SUBANG — Operasional pabrik BYD di Subang, Jawa Barat, menambah daftar panjang investasi kendaraan listrik di Indonesia. Fasilitas seluas puluhan hektare ini ditargetkan menyerap ribuan tenaga kerja lokal dan memasok pasar domestik yang tumbuh signifikan.
Data terbaru menunjukkan populasi kendaraan listrik di Indonesia telah mencapai 486 ribu unit pada April 2026. Adapun penjualan Battery Electric Vehicle (BEV) sepanjang semester I 2026 menembus 70 ribu unit dengan pangsa pasar 16 persen, sementara Hybrid Electric Vehicle (HEV) terjual 40.400 unit dengan panga 10 persen.
Investasi Strategis dan Target Serapan Tenaga Kerja
Menteri Perindustrian Agus Gumiwang Kartasasmita menyebut peresmian pabrik ini adalah hasil diplomasi panjang pemerintah menarik investasi. Dirinya secara khusus mengapresiasi peran Luhut Binsar Pandjaitan dalam mengawal proses masuknya BYD ke Indonesia.
“Saya menyaksikan langsung proses tersebut dan bagaimana Pak Luhut begitu gigih memperjuangkan agar investasi masuk ke Indonesia, termasuk investasi BYD. Proses yang panjang itu akhirnya dapat kita lihat hasilnya dengan berdirinya fasilitas produksi BYD di Indonesia,” ujar Agus dalam sambutannya di Subang, Kamis (3/9/2026).
“Atas nama Pemerintah Republik Indonesia, kami menyampaikan apresiasi yang setinggi-tingginya kepada BYD atas kepercayaan dan komitmennya untuk berinvestasi di Indonesia,” sambungnya.
Agenda Transisi Energi dan Dukungan Kebijakan
Pemerintah menilai pengembangan Kendaraan Bermotor Listrik Berbasis Baterai (KBLBB) merupakan keniscayaan dalam transisi menuju ekonomi rendah karbon.
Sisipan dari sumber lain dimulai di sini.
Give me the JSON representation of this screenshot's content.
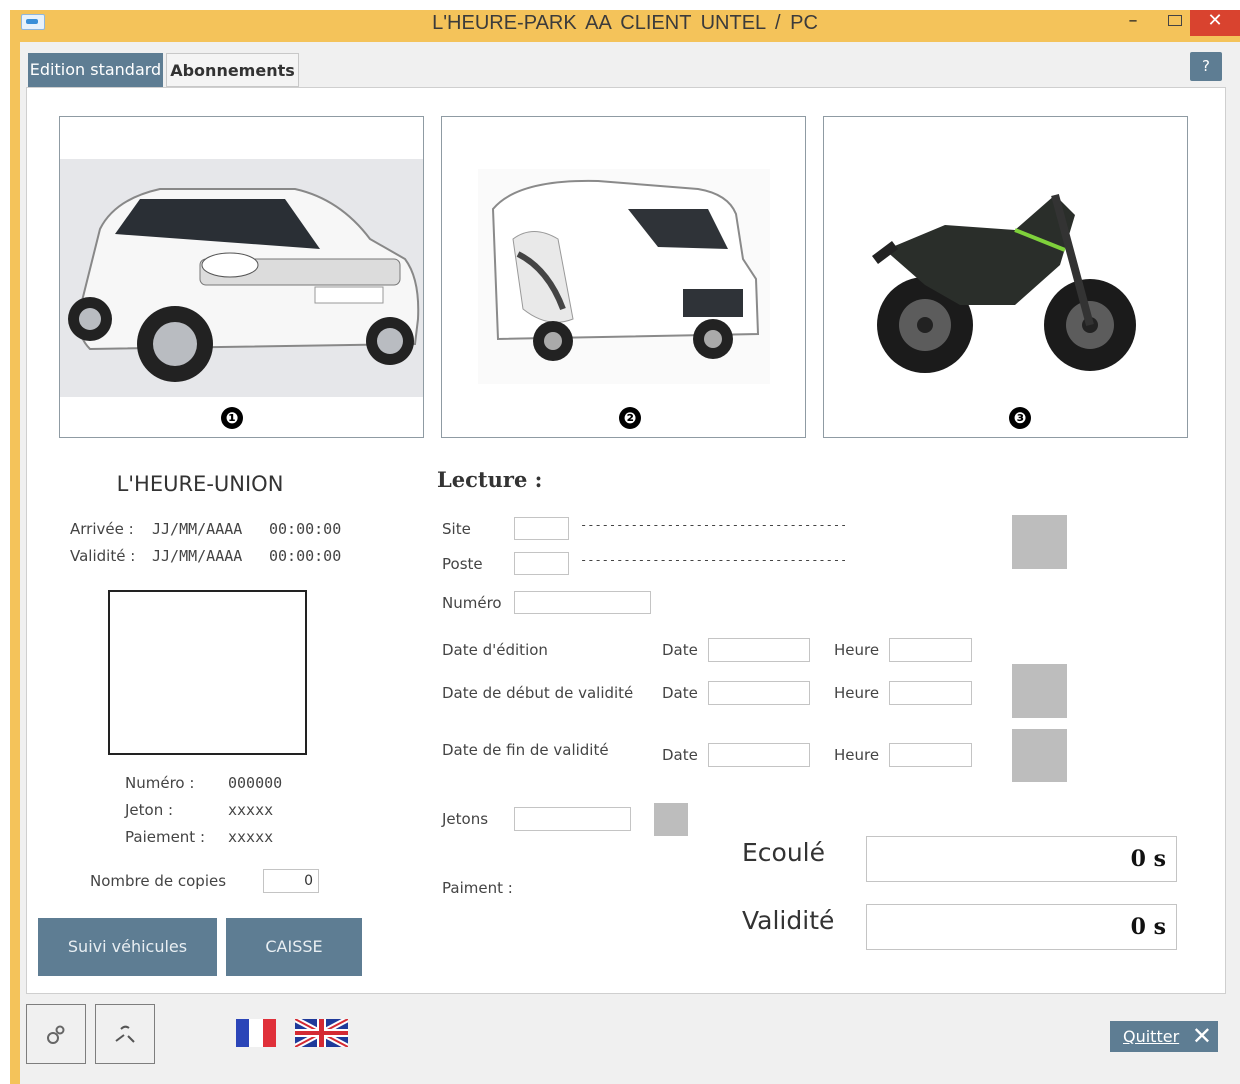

Payung hukumnya telah disiapkan melalui Peraturan Presiden Nomor 55 Tahun 2019 tentang Percepatan Program KBLBB.
Regulasi tersebut diperkuat dengan serangkaian kebijakan di sektor investasi, industri, dan fiskal. Langkah ini bertujuan bukan hanya menumbuhkan pasar, tetapi juga memastikan Indonesia memiliki struktur industri manufaktur yang dalam dan mandiri.
Berbanding Terbalik dengan Manufaktur yang Moncer
Peresmian pabrik ini bertepatan dengan kinerja manufaktur nasional yang tengah bertumbuh pesat. Badan Pusat Statistik (BPS) mencatat pertumbuhan industri pengolahan nonmigas mencapai 5,32 persen secara tahunan pada triwulan II 2026—melampaui pertumbuhan ekonomi nasional yang berada di angka 5,29 persen.
Agus menyoroti bahwa ini pertama kalinya dalam 14 tahun terakhir manufaktur tumbuh di atas ekonomi secara keseluruhan. Keyakinannya diperkuat data Bank Dunia yang menempatkan Manufacturing Value Added (MVA) Indonesia di angka USD275,61 miliar pada 2025, naik dari USD265,07 miliar tahun sebelumnya.
Posisi Indonesia juga berhasil naik satu peringkat dari 13 menjadi 12 dunia. Di kawasan Asia, Indonesia menempati urutan kelima setelah Tiongkok, Jepang, India, dan Korea Selatan.
Dampak bagi Ekosistem Kendaraan Listrik Domestik
Kehadiran basis produksi ini diharapkan menciptakan efek berganda. Tidak hanya meningkatkan pasokan untuk pasar dalam negeri yang sedang berkembang, tetapi juga membuka peluang besar bagi industri komponen lokal untuk masuk rantai pasok global.
Dengan kapasitas produksi yang ada, pemerintah optimistis ekosistem kendaraan listrik Indonesia akan semakin kokoh. Dorongan investasi dan pendalaman struktur industri kini menjadi prioritas utama untuk mengejar ketertinggalan dari negara industri utama Asia lainnya.